TuesdayMorningAnalysis
Timeline: Who and When to analyze these datasets?
To begin with, every site to emphasize collecting 5 patients and 5 controls completely for initial analysis.
Which intersite calibrations to be done first?
Which specific hypotheses need to be addressed?
Which Regions of Interest need to be identified and how?
The analysis people to break off and continue the discussion of analysis for Phase II dataset.
SIRP Phase II task: It includes fixation, encode epochs, and probe epochs. Usually the probe epochs are what is compared to baseline/fixation. Do we want to model encode epochs as a separate condition because it accounts for some of the variance?
Do we want the "Learn" event modeled separately from encode epochs (1.5 s)? Consensus appears to be yes--Learn is a single condition regardless of which condition it precedes (since subjects don't know). Encode epoch is 6 s; only 18 presentations all loads together. Probes have 14 per block, with 6 blocks per scan. That can be analyzed as block or event-related.

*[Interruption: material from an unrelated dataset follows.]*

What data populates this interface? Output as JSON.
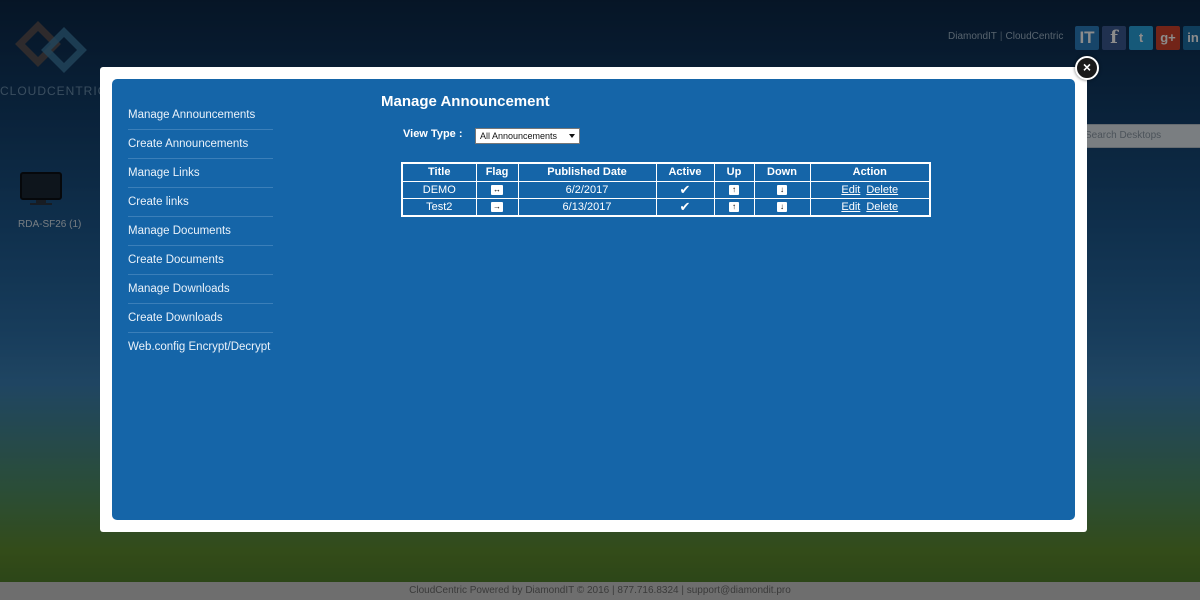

Probes can be targets (in-set) or foils (out of the memory set). In the past these are lumped together as a "working memory" condition and the errors are few. Do we want to analyze these separately?
Target/foil distinctions can be done prospectively. Correct/incorrect trials are done retrospectively. (MGH has an Excel Macro that will pull out the behavioral analysis of Phase I and Phase II SIRP E-prime data.) Patients are going to make more errors, but not enough to give you the power to analyze them separately. But even if we don't analyze this, some may want to model it separately.
Do we want to do this event-related or as a block? For a large study and other sources of variance, the block analysis is more robust to timing errors. There will be differences in the timing errors between scanner and stimulus data for different sites. There is also no random jitter in the stimuli; and we don't have the HRF for each subject. If the event-related design models it well we'd be better off, but if we don't model it well we'll be worse off.
The error trials are more randomly spaced; we might be able to pull out error-related activity. We can also include errors/behavior as correlate.
Prioritize: Block design first to work out the other issues (pragmatics, pipeline, intersite calibrations). Event-related design could come second, using the ROIs found in the block analysis. We can look at the effects of 5t vs 1t and 5t vs fixation, etc.
We also need a secondary analysis that includes encode and probe together, to extract the waveform (e.g. similar to Duke's analysis of SIRP data, to combine the probe effect and encode effect).
Do we need to include a time derivative? Not necessary to include for block design.
To the 2nd level, group analysis: Usually the betas are what are passed to 2nd level analysis. Betas from different scanners have different ranges (particularly 3Ts vs 1.5Ts). But the grand mean scaling should take care of that? It will scale the mean but not the dynamic range within the betamap. Passing beta weights are going to show site effects regardless of subject/task differences. But if you include both the betas and standard deviations, this can be handled (acc. to Mark Vangel and Hal).
List of ROIs mentioned: Motor, DLPFC, IPS
Lunchtime discussion: Intensity of raw images from each site, without scaling--the ranges are very different. As is, this causes concerns about beta-weights. However, it appears that if the means are scaled, the variances/range would scale similarly. Lee can look at the Phase I dataset analyzed by Doug, which includes grand mean scaling to 1000, to see if that removes this issue.
Greg B's reliability analysis also found that beta's were the least reliable; percent signal change was better, for just this reason.
Doug wants to work this out without working on human data but using phantom data.
What about reliability weighting? Weighting sites that are more robust/reliable more strongly than those that were less reliable? Does this fall out of hierarchical modeling?
The QA data does give a hardware performance measure; could that be used? We have SNR or SFNR measures for each site and can use the ratios. This gives only the system noise but does not include the physiological noise; the physio. noise is hopefully larger than the system noise so the agar phantom might not be the best measure.
Weighting each subject by the residual error might be more reflective of the differences in noise.
Effect sizes: Are there statistical reasons for preferring effect sizes vs beta weights for higher order analysis? Everyone prefers effect sizes. Effect sizes might not be distributed normally, though, but there are methods for handling that.
MIND has been collecting and analyzing the same SIRP design: The Sternberg is still not a very powerful design. The effect sizes are quite small, which might lead to reliability issues. The FBIRN Auditory Oddball is extremely robust and we are collecting more than enough trials.